If you’re curious about how FogBugz handles estimation, you can watch the Austin leg of Joel’s tour here:

http://www.joelonsoftware.com/items/2007/10/24austindemo.html

I attended the Emeryville, CA presentation. It was great to meet Joel in person, and I was very impressed with FogBugz-- particularly the estimation and timesheet stuff.

Joel goes into more detail on evidence-based scheduling:

http://www.joelonsoftware.com/items/2007/10/26.html

This technique is common in the Agile world, and is usually used with story points as the unit, rather than any unit of time. The rationale is that developers are better at comparing complexity of tasks than estimating the time they will take to complete them.

Once you have a couple of iterations under your belt, you can start looking at the velocity (story points/iteration, say) and have a look at where you’ll end up. You can also use the best and worst 4 (or so) iterations to get a range of delivery dates, if you wish. It’s also then relatively easy to predict the effects of feature creep, and the like.

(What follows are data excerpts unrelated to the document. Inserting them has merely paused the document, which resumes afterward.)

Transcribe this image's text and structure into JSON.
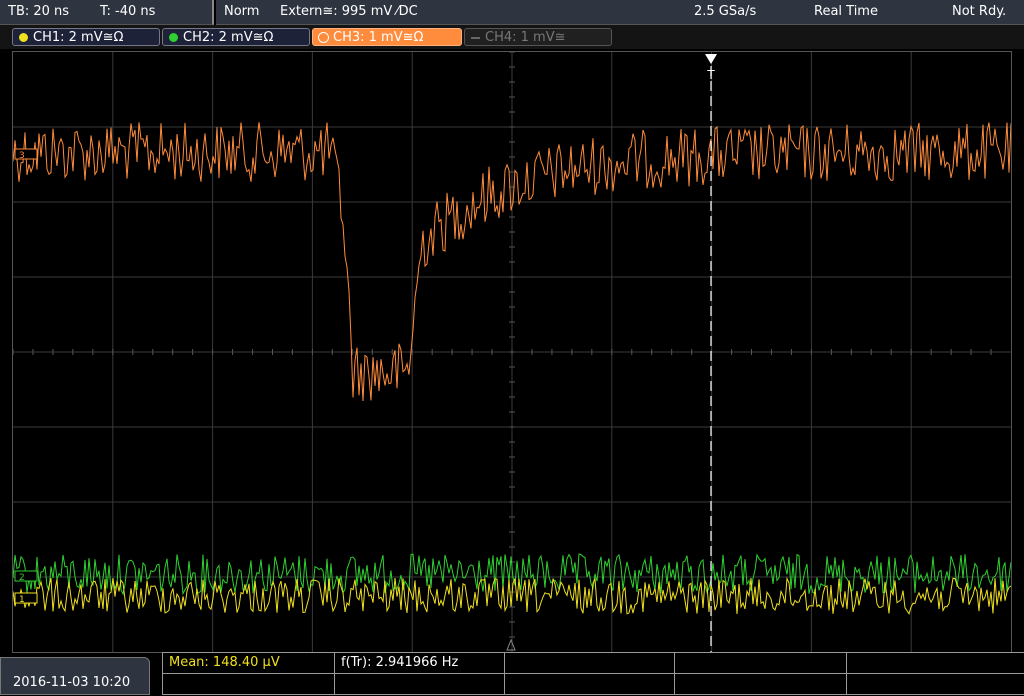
{
  "top_bar": {
    "timebase": "TB: 20 ns",
    "trigger_time": "T: -40 ns",
    "acq_mode": "Norm",
    "trigger_source": "Extern≅: 995 mV ⁄DC",
    "sample_rate": "2.5 GSa/s",
    "realtime_label": "Real Time",
    "status": "Not Rdy."
  },
  "channels": [
    {
      "label": "CH1: 2 mV≅Ω",
      "color": "#f0e020",
      "active": true
    },
    {
      "label": "CH2: 2 mV≅Ω",
      "color": "#30d030",
      "active": true
    },
    {
      "label": "CH3: 1 mV≅Ω",
      "color": "#ff8c3c",
      "active": true,
      "selected": true
    },
    {
      "label": "CH4: 1 mV≅",
      "color": "#666666",
      "active": false
    }
  ],
  "markers": {
    "ch1": "1",
    "ch2": "2",
    "ch3": "3",
    "trigger": "T"
  },
  "status_bar": {
    "datetime": "2016-11-03 10:20",
    "mean": "Mean: 148.40 µV",
    "freq": "f(Tr): 2.941966 Hz"
  },
  "colors": {
    "ch1": "#f0e020",
    "ch2": "#30d030",
    "ch3": "#ff8c3c",
    "mean_text": "#f0e020"
  }
}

However, I’m not so convinced of the value of historical data. Story points measure the relative complexity of a set of tasks. So unless you’re always comparing to some sort of standard, I would have thought a history of estimates, progress etc on other projects would be of limited use.

As indicators that can be used to improve your process? Possibly. To show the effect of good and bad decisions? Sure. But as a basis for estimating other projects? Hmmmm, dunno. Jon make some good points about this.

However, I am completely convinced of the utter uselessness of Gantt charts for anything more detailed than product roadmaps. They just cannot model software development processes accurately, especially anything remotely Agile.

Worse, they generate useless, yet comforting, information, especially with regard to critical paths. In a well designed piece of software, there just aren’t many actual dependencies. If there are, it isn’t well designed. So usually, any “critical path” a Gantt chart shows is mostly an artifact of the order you decided tasks should be done.

For software projects, bin MS Project, it’s completely counter-productive.